Quand le vieil amoureux revint, la nuit tombait, le bouquet était inutile. L’heure d’aller aux Champs-Élysées, en hiver, est de deux heures à quatre. Mais la voiture servit à Esther pour se rendre de la rue Taitbout à la rue Saint-Georges, où elle prit possession du _bedid balai_. Jamais, disons-le, Esther n’avait encore été l’objet d’un pareil culte ni de profusions pareilles; elle en fut surprise, et se garda bien, comme toutes ces royales ingrates, de montrer le moindre étonnement. Quand vous entrez dans Saint-Pierre de Rome, pour vous faire apprécier l’étendue et la hauteur de la cathédrale des cathédrales, on vous montre le petit doigt d’une statue qui a je ne sais quelle longueur, et qui vous semble un petit doigt naturel. Or, on a tant critiqué les descriptions, néanmoins si nécessaires à l’histoire de nos mœurs, qu’il faut imiter ici le cicérone romain. Donc, en entrant dans la salle à manger, le baron ne put s’empêcher de montrer à Esther l’étoffe des rideaux de croisée, drapée avec une abondance royale, doublée en moire blanche et garnie d’une passementerie digne du corsage d’une princesse portugaise. Cette étoffe était une soierie de Chine où la patience chinoise avait su peindre les oiseaux d’Asie avec une perfection dont le modèle n’existe que sur les vélins du Moyen Age, ou dans le missel de Charles-Quint, l’orgueil de la bibliothèque impériale de Vienne.

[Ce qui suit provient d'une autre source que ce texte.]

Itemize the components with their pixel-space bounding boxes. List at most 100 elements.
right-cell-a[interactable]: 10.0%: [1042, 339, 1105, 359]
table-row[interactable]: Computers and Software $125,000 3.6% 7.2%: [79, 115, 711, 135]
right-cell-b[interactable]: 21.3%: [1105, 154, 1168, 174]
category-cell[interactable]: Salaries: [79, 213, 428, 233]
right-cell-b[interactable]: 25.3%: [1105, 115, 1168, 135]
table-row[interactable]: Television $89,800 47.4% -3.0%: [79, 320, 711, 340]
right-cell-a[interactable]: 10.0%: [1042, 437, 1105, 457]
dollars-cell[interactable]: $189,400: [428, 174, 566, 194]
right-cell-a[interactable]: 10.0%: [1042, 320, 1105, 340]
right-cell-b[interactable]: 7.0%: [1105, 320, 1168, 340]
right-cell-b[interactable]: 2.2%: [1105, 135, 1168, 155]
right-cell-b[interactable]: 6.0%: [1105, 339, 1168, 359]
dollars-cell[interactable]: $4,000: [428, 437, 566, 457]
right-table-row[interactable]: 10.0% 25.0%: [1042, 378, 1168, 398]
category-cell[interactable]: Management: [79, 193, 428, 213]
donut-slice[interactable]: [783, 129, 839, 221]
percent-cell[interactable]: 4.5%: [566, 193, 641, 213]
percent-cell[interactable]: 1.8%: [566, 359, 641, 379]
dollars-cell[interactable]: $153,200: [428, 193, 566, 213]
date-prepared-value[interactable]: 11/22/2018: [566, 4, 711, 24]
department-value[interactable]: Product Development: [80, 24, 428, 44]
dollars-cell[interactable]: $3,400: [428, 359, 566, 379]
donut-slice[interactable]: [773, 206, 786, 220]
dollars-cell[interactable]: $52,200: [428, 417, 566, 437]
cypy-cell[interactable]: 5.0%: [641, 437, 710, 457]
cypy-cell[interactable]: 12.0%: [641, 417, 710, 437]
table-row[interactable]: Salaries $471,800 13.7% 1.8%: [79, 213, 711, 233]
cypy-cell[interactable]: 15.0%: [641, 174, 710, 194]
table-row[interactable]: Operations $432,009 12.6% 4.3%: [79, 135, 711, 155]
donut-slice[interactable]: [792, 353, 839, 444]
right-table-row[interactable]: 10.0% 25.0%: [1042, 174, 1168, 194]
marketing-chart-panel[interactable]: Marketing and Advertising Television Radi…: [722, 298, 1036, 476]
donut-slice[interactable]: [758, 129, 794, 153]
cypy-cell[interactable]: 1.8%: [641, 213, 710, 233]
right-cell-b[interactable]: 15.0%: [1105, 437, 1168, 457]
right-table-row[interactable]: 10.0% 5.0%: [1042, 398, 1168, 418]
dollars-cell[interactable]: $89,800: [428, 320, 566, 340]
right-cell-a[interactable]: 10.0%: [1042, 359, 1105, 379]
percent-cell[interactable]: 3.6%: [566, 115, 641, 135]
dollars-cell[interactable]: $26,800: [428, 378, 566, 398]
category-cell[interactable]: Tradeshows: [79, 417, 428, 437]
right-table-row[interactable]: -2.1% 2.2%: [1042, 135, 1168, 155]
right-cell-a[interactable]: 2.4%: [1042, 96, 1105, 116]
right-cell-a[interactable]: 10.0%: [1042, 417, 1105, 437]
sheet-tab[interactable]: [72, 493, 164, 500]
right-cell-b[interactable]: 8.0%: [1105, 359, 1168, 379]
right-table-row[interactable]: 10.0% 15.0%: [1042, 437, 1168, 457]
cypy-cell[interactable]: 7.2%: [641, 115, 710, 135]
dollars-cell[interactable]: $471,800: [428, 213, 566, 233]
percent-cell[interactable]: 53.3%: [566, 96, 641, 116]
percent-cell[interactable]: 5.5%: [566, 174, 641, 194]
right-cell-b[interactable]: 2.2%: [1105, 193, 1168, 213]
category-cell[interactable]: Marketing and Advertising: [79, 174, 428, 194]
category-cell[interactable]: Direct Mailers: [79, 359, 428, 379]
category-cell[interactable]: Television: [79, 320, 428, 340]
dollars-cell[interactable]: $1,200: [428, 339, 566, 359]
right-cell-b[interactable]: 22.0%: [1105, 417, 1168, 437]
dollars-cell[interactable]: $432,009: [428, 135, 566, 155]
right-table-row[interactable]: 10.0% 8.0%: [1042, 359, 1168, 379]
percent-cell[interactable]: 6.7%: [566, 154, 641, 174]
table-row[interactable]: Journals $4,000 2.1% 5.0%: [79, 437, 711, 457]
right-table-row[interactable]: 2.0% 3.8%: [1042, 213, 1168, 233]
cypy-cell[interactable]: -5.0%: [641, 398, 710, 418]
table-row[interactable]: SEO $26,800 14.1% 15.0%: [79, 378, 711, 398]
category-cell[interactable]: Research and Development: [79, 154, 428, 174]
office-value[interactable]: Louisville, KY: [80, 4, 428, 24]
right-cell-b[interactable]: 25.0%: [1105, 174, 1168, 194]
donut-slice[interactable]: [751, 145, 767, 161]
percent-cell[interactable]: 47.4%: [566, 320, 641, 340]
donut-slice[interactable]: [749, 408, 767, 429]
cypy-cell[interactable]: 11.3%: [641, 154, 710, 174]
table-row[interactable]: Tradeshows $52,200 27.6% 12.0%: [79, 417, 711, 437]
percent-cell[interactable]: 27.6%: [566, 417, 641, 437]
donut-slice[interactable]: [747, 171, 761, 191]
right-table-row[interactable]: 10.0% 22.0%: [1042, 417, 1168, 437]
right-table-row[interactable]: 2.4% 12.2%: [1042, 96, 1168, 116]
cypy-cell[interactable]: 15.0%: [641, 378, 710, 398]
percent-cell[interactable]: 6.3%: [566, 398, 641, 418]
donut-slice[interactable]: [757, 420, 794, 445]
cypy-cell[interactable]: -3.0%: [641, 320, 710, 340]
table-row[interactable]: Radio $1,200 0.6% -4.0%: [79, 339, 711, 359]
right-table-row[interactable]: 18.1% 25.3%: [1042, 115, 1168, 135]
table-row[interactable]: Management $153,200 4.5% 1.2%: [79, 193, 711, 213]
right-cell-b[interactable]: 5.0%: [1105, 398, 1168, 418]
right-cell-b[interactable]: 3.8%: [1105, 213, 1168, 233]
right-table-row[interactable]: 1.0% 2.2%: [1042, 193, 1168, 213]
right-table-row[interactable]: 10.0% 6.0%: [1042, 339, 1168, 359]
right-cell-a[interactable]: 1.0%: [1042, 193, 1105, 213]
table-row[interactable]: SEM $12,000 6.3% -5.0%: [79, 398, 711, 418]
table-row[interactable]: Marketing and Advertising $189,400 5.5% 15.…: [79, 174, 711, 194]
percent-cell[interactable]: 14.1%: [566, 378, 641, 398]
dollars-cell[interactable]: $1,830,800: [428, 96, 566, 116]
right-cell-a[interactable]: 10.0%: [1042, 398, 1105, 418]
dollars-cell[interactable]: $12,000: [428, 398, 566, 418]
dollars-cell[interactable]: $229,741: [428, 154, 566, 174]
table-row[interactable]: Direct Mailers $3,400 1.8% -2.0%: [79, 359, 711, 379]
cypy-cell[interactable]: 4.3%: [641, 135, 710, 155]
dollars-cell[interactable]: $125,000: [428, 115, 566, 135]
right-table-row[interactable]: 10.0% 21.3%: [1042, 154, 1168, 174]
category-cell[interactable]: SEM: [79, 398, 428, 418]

--_Elle a goûdé teux mile vrans l’aune à eine milort qui l’a rabbordée tes Intes..._
--Très-bien. Charmant! Quel plaisir ce sera de boire ici du vin de Champagne! dit Esther. Du moins, la mousse n’y jaillira pas sur du carreau!
--Oh! madame, dit Europe, mais voyez donc le tapis?...
--_Gomme on affait tessiné la dabis bir la tuc Dorlonia, mon hâmi, qui le droufe drob cher, che l’ai bris pir vus, qui êdes eine reine!_ dit Nucingen en montrant le tapis.